No dudamos. Nos plantamos en Ronda con determinación y el comprometido propósito de emular los días pasados en el anterior Monkey Week 2013, donde por primera vez avistamos a los monos. El idílico paseo previo por una Ronda encantadora nos llevó casi sin darnos cuenta a una cuesta abajo en penumbra. Más goyescos que nunca, aceptamos el desafío: sabíamos cómo la bajaríamos, pero poco más.

El olor a campo se iba transformando en sonido conforme descendíamos, y es que para cuando hicimos entrada en Descalzos Viejos, los sevillanos Surrounders enfilaban el último tramo de su show. Bajaron del escenario y enlazaron entre el público unas cuantas canciones sin más amplificación que las de sus vivas voces e instrumentos al aire. El público encantado, enzarzaparrilado perdido, y nosotros también, porque aquello sonaba a cantina americana que daba gusto, y porque para entonces ya habíamos conseguido probar el vino de la casa (y qué vino tiene Asunción!…).


No hubo tiempo para lamentarse, una simpática rondeña nos invitó a adentrarnos en la hacienda en busca de Dj Omar, que despachaba su set con desparpajo en la zona trasera de la bodega. Para entonces el lugar ya nos había conquistado, aunque sabíamos que esas escalinatas sinuosas acabarían siendo un problema con el paso de la noche. Cuando volvimos al escenario, un gentleman enajenado no paraba de maullar “Descalsos viejoss” con acento forastero. Resultó ser del Puerto, lugar del que venía su grupo, Furia, para subir de forma exponencial e irreversible la intensidad de la noche.
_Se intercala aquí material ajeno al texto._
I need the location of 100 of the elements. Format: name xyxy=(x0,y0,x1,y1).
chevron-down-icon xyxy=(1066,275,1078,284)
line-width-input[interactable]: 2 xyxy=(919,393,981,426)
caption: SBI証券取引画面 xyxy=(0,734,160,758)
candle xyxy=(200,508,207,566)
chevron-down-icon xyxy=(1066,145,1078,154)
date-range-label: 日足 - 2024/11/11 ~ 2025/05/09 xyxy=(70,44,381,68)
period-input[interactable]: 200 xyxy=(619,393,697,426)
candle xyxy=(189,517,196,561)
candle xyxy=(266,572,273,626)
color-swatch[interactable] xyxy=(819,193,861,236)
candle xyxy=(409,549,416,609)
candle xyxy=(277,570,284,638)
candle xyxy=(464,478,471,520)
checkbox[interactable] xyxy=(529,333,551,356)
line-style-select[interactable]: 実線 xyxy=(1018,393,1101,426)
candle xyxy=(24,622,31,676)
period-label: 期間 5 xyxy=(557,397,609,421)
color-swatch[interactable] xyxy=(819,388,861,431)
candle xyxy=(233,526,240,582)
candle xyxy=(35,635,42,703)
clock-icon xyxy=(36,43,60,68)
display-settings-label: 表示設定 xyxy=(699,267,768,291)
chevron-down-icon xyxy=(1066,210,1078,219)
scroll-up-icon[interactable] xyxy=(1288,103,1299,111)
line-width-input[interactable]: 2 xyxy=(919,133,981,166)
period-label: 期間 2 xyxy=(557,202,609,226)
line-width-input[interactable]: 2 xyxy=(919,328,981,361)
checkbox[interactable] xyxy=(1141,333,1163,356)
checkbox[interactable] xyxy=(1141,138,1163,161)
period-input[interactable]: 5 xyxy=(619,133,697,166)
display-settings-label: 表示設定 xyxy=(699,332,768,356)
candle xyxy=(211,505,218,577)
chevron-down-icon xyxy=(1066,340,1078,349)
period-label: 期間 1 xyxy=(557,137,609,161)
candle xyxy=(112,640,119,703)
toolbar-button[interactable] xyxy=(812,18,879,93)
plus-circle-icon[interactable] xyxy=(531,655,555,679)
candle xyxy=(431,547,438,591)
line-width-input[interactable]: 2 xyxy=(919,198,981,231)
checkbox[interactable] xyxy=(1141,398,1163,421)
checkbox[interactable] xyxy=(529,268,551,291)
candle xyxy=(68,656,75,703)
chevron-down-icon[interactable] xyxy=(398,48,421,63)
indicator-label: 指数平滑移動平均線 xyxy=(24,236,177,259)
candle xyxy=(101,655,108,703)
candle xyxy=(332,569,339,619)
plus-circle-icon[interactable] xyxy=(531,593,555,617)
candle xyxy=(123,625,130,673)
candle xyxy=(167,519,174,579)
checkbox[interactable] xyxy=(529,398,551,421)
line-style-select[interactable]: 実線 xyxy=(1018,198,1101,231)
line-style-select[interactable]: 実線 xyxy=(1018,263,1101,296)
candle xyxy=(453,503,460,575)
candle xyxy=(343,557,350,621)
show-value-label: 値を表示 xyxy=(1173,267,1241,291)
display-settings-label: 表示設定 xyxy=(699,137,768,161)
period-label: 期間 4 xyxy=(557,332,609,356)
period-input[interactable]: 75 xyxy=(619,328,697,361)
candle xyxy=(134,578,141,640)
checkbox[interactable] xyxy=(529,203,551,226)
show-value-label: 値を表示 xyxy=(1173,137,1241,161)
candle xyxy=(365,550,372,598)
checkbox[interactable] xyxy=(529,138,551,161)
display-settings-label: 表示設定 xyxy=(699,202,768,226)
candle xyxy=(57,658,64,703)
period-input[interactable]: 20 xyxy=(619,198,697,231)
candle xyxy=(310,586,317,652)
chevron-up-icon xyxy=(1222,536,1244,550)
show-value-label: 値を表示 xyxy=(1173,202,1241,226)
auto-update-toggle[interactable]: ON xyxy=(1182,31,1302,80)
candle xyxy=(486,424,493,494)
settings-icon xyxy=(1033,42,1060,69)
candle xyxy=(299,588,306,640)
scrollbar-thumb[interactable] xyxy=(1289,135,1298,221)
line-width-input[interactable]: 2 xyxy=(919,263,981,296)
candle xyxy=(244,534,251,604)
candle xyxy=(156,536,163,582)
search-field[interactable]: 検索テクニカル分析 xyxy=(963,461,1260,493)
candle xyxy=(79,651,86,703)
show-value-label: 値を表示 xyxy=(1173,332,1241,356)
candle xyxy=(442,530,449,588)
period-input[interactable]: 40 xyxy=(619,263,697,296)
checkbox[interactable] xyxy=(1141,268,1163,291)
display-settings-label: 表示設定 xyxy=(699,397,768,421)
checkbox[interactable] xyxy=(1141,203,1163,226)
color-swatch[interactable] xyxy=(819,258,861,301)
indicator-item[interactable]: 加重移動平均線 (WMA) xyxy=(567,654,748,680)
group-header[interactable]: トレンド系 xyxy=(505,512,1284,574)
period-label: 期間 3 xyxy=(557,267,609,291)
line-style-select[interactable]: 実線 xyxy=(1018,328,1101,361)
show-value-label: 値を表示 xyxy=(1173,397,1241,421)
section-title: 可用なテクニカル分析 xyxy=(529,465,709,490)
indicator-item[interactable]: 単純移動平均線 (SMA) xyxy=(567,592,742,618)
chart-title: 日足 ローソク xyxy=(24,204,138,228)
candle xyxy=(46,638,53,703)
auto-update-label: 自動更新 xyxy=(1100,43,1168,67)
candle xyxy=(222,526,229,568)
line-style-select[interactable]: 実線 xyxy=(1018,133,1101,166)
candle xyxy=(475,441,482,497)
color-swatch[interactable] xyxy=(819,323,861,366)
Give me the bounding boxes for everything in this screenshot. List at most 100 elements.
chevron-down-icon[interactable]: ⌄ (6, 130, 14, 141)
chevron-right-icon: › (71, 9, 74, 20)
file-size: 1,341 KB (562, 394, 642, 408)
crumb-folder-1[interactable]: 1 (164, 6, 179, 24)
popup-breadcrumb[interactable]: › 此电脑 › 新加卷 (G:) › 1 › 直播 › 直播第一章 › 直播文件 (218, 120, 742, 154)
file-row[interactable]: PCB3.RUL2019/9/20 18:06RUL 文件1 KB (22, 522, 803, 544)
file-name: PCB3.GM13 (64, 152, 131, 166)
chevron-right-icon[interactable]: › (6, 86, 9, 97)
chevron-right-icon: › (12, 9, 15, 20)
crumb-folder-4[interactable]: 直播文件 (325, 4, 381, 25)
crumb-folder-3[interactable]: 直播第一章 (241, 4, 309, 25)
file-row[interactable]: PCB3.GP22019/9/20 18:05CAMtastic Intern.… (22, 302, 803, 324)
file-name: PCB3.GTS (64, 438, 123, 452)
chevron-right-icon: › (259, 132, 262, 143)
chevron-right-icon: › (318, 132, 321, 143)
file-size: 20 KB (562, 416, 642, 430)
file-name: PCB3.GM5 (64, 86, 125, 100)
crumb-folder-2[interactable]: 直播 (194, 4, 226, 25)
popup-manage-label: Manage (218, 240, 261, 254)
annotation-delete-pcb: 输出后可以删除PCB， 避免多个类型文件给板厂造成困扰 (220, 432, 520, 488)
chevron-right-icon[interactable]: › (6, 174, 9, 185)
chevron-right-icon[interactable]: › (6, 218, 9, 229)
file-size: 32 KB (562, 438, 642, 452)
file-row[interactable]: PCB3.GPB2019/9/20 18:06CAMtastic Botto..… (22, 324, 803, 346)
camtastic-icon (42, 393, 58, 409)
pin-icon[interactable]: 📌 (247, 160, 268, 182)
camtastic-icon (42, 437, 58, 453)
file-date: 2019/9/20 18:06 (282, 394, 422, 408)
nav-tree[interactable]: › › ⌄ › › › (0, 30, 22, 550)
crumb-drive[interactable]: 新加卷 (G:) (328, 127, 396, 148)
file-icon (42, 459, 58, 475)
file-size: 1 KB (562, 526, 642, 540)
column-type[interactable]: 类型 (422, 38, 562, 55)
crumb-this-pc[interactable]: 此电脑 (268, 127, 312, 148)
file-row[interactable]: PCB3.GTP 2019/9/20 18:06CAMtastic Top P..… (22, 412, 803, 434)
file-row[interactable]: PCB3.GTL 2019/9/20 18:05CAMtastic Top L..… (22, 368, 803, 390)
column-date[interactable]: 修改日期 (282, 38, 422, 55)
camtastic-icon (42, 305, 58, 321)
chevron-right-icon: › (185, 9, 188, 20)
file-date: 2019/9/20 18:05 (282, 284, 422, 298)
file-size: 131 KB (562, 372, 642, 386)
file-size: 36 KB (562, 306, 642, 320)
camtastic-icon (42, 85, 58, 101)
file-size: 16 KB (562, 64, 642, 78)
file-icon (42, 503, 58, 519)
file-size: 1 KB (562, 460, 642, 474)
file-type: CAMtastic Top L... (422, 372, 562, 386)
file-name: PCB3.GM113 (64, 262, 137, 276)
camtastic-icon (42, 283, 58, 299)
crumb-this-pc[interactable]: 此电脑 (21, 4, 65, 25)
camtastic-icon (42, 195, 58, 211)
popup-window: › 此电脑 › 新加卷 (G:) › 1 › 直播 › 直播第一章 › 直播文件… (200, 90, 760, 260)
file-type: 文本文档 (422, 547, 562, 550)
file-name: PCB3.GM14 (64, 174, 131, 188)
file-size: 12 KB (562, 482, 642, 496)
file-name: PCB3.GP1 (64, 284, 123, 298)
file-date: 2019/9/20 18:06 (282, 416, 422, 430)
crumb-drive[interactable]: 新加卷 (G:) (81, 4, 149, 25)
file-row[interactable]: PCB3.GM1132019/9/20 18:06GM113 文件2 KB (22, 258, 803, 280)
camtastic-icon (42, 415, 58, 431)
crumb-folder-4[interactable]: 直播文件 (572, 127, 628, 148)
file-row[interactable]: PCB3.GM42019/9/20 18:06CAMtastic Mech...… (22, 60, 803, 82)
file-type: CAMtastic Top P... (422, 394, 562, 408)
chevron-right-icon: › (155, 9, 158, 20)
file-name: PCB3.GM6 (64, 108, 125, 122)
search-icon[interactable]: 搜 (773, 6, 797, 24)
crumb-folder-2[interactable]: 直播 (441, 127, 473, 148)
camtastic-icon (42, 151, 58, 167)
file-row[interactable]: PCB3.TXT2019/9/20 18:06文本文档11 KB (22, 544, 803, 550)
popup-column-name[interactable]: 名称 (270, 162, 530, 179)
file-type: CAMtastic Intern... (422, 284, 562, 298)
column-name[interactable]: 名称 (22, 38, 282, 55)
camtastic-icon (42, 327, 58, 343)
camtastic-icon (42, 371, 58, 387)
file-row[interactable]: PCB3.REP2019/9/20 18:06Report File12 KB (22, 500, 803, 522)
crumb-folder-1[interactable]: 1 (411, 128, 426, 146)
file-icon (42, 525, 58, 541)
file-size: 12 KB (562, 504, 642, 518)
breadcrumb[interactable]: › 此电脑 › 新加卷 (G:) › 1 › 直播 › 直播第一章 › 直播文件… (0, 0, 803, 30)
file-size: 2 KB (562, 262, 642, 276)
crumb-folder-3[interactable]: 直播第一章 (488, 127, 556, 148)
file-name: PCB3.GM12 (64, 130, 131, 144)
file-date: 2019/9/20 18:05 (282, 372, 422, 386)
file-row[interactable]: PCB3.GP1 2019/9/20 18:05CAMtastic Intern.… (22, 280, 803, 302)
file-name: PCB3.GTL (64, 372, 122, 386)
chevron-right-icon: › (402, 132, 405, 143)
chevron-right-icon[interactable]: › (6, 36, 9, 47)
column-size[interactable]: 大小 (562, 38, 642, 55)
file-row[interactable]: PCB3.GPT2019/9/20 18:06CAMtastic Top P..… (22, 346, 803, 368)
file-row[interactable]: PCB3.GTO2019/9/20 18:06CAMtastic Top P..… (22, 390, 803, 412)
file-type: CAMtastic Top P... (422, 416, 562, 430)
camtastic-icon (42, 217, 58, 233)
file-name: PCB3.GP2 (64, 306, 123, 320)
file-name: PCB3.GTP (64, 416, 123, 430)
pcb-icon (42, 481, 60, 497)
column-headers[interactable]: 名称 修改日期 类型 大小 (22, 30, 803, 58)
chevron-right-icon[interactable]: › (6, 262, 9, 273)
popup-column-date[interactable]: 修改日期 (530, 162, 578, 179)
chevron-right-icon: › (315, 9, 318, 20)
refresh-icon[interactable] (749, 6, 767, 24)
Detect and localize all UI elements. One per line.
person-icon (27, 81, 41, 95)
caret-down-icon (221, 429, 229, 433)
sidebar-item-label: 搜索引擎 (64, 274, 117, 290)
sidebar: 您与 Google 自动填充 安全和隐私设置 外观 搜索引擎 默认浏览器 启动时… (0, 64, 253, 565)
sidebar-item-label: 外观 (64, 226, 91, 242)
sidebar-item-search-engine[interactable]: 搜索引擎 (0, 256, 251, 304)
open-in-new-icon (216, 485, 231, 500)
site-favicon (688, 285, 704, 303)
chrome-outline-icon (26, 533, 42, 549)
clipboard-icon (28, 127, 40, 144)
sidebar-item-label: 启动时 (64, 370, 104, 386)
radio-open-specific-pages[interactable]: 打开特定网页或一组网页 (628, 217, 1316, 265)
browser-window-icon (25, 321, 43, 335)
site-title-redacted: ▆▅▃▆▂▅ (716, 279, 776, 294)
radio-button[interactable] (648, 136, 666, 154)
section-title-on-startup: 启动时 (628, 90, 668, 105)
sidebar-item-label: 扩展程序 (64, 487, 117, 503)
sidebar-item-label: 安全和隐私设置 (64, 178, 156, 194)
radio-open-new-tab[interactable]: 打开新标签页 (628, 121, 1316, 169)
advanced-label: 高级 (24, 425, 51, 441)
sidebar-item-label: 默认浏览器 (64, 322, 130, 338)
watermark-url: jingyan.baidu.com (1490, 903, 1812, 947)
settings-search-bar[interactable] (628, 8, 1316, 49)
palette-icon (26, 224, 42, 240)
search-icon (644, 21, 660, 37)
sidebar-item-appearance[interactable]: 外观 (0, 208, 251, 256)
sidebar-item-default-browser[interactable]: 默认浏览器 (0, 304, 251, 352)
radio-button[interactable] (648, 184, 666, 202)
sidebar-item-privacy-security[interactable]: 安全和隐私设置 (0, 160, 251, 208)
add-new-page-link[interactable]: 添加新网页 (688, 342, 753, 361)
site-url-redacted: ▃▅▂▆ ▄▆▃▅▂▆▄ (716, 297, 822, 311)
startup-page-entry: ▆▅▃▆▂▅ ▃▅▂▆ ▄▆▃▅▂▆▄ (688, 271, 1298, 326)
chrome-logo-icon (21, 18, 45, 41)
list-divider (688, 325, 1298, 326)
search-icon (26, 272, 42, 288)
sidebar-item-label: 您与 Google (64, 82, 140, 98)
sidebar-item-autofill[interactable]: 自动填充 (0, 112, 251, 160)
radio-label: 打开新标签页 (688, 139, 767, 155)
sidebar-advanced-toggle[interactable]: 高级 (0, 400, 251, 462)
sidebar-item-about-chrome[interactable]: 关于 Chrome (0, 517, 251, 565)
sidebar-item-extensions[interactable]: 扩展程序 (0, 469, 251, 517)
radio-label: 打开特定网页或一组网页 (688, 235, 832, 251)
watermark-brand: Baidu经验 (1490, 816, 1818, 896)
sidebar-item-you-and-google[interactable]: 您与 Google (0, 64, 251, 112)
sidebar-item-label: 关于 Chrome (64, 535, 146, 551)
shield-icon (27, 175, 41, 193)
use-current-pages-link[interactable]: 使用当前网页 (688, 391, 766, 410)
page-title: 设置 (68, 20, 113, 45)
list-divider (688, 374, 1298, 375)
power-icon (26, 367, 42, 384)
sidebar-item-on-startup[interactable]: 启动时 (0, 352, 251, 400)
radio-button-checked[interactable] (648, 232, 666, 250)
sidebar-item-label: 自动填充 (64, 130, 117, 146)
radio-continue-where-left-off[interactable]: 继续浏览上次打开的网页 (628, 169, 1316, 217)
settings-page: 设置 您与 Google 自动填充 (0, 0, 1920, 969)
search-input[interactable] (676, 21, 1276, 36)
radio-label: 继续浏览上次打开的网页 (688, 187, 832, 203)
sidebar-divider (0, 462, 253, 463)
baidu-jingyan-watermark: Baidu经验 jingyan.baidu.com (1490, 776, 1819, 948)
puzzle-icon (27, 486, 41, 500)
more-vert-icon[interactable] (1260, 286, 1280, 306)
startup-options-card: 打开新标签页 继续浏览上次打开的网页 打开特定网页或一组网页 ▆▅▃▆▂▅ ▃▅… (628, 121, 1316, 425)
No los conocíamos, y aquello sonaba francamente bien. Tenían las canciones, el sonido y las formas. Definitivamente el elector de los ponentes de la noche, Andrés Herrera había acertado de lleno… el maldito ya nos tenía donde quería.

Mientras calmábamos la furia interna a golpe de jamón de la serranía, pudimos oír cómo se abría la jaula al otro lado del caserío. El Pájaro ya andaba suelto, aunque a decir verdad fue su show el que se pasó ‘volao’. Su actuación podría definirse como armónica, aterciopelada, con regusto a bosque y aspecto espumoso con sutiles tonos florales. Que no hombre, yo no entiendo de vinos, sólo sé distinguir entre el que me gusta y el que no, y el que nos estaban dando Pájaro y los suyos estaba siendo de lo más macanudo. Despacharon lo suyo de forma sublime, de sevillanas maneras. Y por si no fuera poco, al revolotear de las criaturas se unió Kini Triana con sus requiebros de corneta, haciendo las delicias de la chiquillería que allá nos encontrábamos. En fin, ornitología fina, ¿qué os voy a contar?


El Descalzos Viejos estaba cada vez más bueno, y no perdonaba. De vuelta al escenario, una criatura endiablada intentaba a duras penas presentar el que sería el último round de la noche, Pelo Mono. Los muy primates treparon al escenario y repartieron chirimoyazos de Motril con ese soniquete selvático que tanto nos ha molado desde que los conocemos. El diablo (Juan Téllez, «Juanillo Basura») venga a las maracas, los monos a lo suyo y nosotros a las copas. Aquello ya había sido lo suficientemente bueno como para poder dejar que se jodiera del todo, y cuando nos dimos cuenta, estábamos danzando al ritmo de los sevillanos OhMyCat, un set que seguramente fue cojonudo, pero que ninguno es capaz de clarificar a estas alturas.

Quizás fue después de rescatar Antonio Pelo Mono de entre las buganvillas que había bajo una de las escalinatas, cuando decidí que había sido suficiente por esa noche, o quizás no. Sea como fuere, la velada había superado sobradamente mis expectativas, y a día de hoy sólo uno de nosotros sabe cómo subimos aquella cuesta de vuelta a Ronda, aunque aún no ha querido contarlo. Lo que sí sé casi con toda seguridad es que la volveremos a bajar.